Vinpocetine inhibits an enzyme called phosphodiesterase type 1 (PDE1) while reducing intracellular calcium levels, both of which normally cause blood vessels to contract and narrow the diameter of the vessels. This inhibition  allows brain blood vessels to open and increases the amount of blood flowing through them. 

By inhibiting PDE1, as well as through its antioxidant properties, vinpocetine reduces the stickiness of red blood cells and platelets.  This allows blood to flow more easily through narrowed vessels.  Vinpocetine is also a sodium channel blocker that may protect the cells by preventing the accumulation of sodium in injured brain cells.  This may also contribute to preserving brain cells’ ability to restructure themselves after an injury and to rapidly restore cognitive function.  Growing evidence suggests that it may be beneficial in treating or preventing acute ischemic strokes and various forms of dementia.

In chronic vascular ischemia, it is important to increase blood flow to the affected areas to increase the delivery of both oxygen and glucose, the brain’s only source of energy.  Using positron emission tomography (PET) scanning, Hungarian investigators demonstrated that administering vinpocetine led to an increase in glucose transport into the whole brain.  Other researchers showed that vinpocetine increased brain glucose uptake and metabolism, especially in areas nearest  damaged tissue. Other studies using transcranial Doppler ultrasound and other techniques have also demonstrated increased regional blood flow and enhanced glucose supply to brain tissue in response to vinpocetine.  

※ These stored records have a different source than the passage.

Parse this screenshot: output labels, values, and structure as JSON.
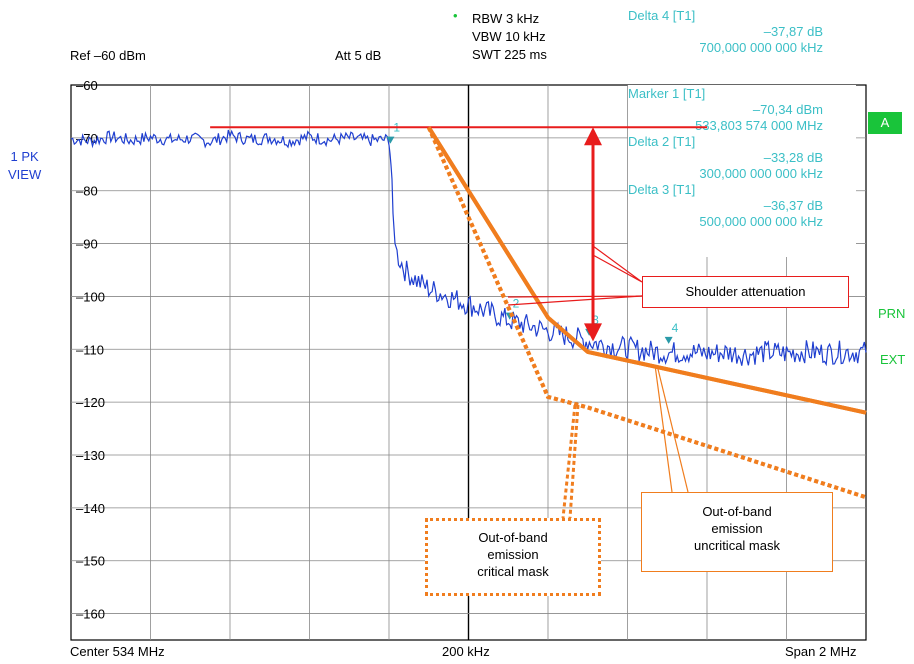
{
  "header": {
    "ref_level": "Ref –60 dBm",
    "attenuation": "Att 5 dB",
    "rbw": "RBW 3 kHz",
    "vbw": "VBW 10 kHz",
    "swt": "SWT 225 ms",
    "bullet": "•"
  },
  "markers": {
    "delta4_title": "Delta 4 [T1]",
    "delta4_value": "–37,87 dB",
    "delta4_freq": "700,000 000 000 kHz",
    "marker1_title": "Marker 1 [T1]",
    "marker1_value": "–70,34 dBm",
    "marker1_freq": "533,803 574 000 MHz",
    "delta2_title": "Delta 2 [T1]",
    "delta2_value": "–33,28 dB",
    "delta2_freq": "300,000 000 000 kHz",
    "delta3_title": "Delta 3 [T1]",
    "delta3_value": "–36,37 dB",
    "delta3_freq": "500,000 000 000 kHz"
  },
  "side": {
    "trace_mode_1": "1 PK",
    "trace_mode_2": "VIEW",
    "a_badge": "A",
    "prn": "PRN",
    "ext": "EXT"
  },
  "footer": {
    "center": "Center 534 MHz",
    "div": "200 kHz",
    "span": "Span 2 MHz"
  },
  "annotations": {
    "shoulder": "Shoulder attenuation",
    "critical_mask": [
      "Out-of-band",
      "emission",
      "critical mask"
    ],
    "uncritical_mask": [
      "Out-of-band",
      "emission",
      "uncritical mask"
    ]
  },
  "colors": {
    "trace": "#1f3fd0",
    "mask": "#f07d1e",
    "shoulder": "#e81c1c",
    "marker_text": "#3bbfc6",
    "badge": "#19c43a"
  },
  "chart_data": {
    "type": "line",
    "xlabel": "",
    "ylabel": "",
    "x_unit": "MHz",
    "xlim": [
      533,
      535
    ],
    "ylim": [
      -165,
      -60
    ],
    "y_ticks": [
      -60,
      -70,
      -80,
      -90,
      -100,
      -110,
      -120,
      -130,
      -140,
      -150,
      -160
    ],
    "grid": true,
    "series": [
      {
        "kind": "trace",
        "points": [
          [
            533.0,
            -70.2
          ],
          [
            533.05,
            -70.6
          ],
          [
            533.1,
            -69.8
          ],
          [
            533.15,
            -70.5
          ],
          [
            533.2,
            -69.9
          ],
          [
            533.25,
            -70.4
          ],
          [
            533.3,
            -70.1
          ],
          [
            533.35,
            -70.7
          ],
          [
            533.4,
            -69.6
          ],
          [
            533.45,
            -70.3
          ],
          [
            533.5,
            -70.0
          ],
          [
            533.55,
            -70.6
          ],
          [
            533.6,
            -69.8
          ],
          [
            533.65,
            -70.4
          ],
          [
            533.7,
            -70.0
          ],
          [
            533.75,
            -70.5
          ],
          [
            533.8,
            -70.3
          ],
          [
            533.805,
            -75
          ],
          [
            533.81,
            -85
          ],
          [
            533.82,
            -92
          ],
          [
            533.84,
            -95
          ],
          [
            533.87,
            -97
          ],
          [
            533.9,
            -98.5
          ],
          [
            533.95,
            -100
          ],
          [
            534.0,
            -101.5
          ],
          [
            534.05,
            -103
          ],
          [
            534.1,
            -104.5
          ],
          [
            534.15,
            -105.5
          ],
          [
            534.2,
            -106.5
          ],
          [
            534.25,
            -107.5
          ],
          [
            534.3,
            -108.5
          ],
          [
            534.35,
            -109.3
          ],
          [
            534.4,
            -109.8
          ],
          [
            534.45,
            -110.3
          ],
          [
            534.5,
            -110.7
          ],
          [
            534.55,
            -110.5
          ],
          [
            534.6,
            -110.8
          ],
          [
            534.65,
            -110.6
          ],
          [
            534.7,
            -111.0
          ],
          [
            534.75,
            -110.5
          ],
          [
            534.8,
            -110.8
          ],
          [
            534.85,
            -110.4
          ],
          [
            534.9,
            -110.7
          ],
          [
            534.95,
            -110.5
          ],
          [
            535.0,
            -110.6
          ]
        ]
      },
      {
        "kind": "uncritical-mask",
        "style": "solid",
        "points": [
          [
            533.9,
            -68
          ],
          [
            534.2,
            -104
          ],
          [
            534.3,
            -110.5
          ],
          [
            535.0,
            -122
          ]
        ]
      },
      {
        "kind": "critical-mask",
        "style": "dotted",
        "points": [
          [
            533.9,
            -68
          ],
          [
            534.2,
            -119
          ],
          [
            534.3,
            -121
          ],
          [
            535.0,
            -138
          ]
        ]
      },
      {
        "kind": "shoulder-reference",
        "points": [
          [
            533.35,
            -68
          ],
          [
            534.6,
            -68
          ]
        ]
      }
    ],
    "marker_points": [
      {
        "label": "1",
        "x": 533.803574,
        "y": -70.34
      },
      {
        "label": "2",
        "x": 534.103574,
        "y": -103.62
      },
      {
        "label": "3",
        "x": 534.303574,
        "y": -106.71
      },
      {
        "label": "4",
        "x": 534.503574,
        "y": -108.21
      }
    ]
  }
}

Data seems to support a role for vinpocetine in acute treatment of stroke, and might be the basis for recommending its regular use in patients at high risk for acute stroke. 

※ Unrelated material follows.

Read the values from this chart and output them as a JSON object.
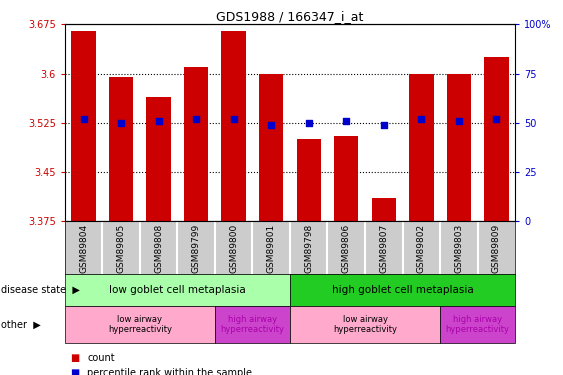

An early analysis of seven small trials reported that patients with various forms of dementia who supplemented with vinpocetine became “more vivid” and saw improvements in their cognitive performance and daily activity.  Because this was a report of multiple trials in differing categories of patients and with different outcome measures, it is difficult to draw any firm conclusions from it. A more recent and rigorous analysis of multiple trials of vinpocetine for cognitive impairment and dementia showed benefit associated with taking oral vinpocetine at doses of 30-60 mg per day.  The number of patients treated for longer than six months was small, however, and because of variability in design and outcome measures in the three studies these authors reviewed, they concluded that there was inconclusive evidence for the use of vinpocetine in patients with dementia. These authors emphasized the need for larger clinical trials with clearly defined inclusion criteria and outcome measurements.

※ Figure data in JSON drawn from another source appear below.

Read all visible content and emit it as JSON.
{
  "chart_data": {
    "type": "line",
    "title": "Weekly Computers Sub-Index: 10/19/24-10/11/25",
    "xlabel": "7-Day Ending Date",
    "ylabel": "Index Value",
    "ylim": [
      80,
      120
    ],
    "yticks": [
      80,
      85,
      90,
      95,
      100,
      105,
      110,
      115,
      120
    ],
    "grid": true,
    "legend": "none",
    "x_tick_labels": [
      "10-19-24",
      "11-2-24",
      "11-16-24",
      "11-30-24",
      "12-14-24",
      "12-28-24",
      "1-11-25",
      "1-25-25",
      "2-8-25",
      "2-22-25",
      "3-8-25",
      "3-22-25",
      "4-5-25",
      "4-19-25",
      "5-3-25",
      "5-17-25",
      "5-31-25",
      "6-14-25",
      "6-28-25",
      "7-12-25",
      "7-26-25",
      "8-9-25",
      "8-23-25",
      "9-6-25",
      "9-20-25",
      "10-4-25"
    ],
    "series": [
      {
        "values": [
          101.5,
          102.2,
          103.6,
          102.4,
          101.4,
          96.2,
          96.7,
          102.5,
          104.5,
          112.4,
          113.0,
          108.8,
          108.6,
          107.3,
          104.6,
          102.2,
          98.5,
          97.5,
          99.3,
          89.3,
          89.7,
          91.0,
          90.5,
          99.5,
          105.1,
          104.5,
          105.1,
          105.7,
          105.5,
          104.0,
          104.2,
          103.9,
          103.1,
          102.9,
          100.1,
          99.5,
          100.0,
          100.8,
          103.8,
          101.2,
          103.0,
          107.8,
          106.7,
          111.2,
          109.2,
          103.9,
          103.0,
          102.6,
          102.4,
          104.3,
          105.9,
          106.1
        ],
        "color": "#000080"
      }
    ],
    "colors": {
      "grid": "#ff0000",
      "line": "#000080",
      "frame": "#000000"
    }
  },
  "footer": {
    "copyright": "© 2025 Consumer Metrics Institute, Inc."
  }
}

Promising evidence from the laboratory suggests that vinpocetine protects brain tissue from the oxidative stress caused by the “Alzheimer’s protein” known as amyloid beta or Abeta.  Because vinpocetine also blocks the NMDA receptors that are thought to be involved in the genesis of Alzheimer’s disease, vinpocetine supplements have a potential role in preventing Alzheimer’s.

Vinpocetine has long been used in Eastern Europe to treat various forms of hearing disorders. A 1986 review of eight independent studies of substances that enhance blood flow found that vinpocetine produced improvements in hearing as well as in “ringing” of the ears, or tinnitus, following trauma to the ear.  A decade later, an open-label study of vinpocetine at a dose of 20 mg a day for 10 days following trauma to the ear showed that vinpocetine supported significant improvement in hearing and a decrease in tinnitus, with the best results seen in patients who took the supplement within one week of the injury.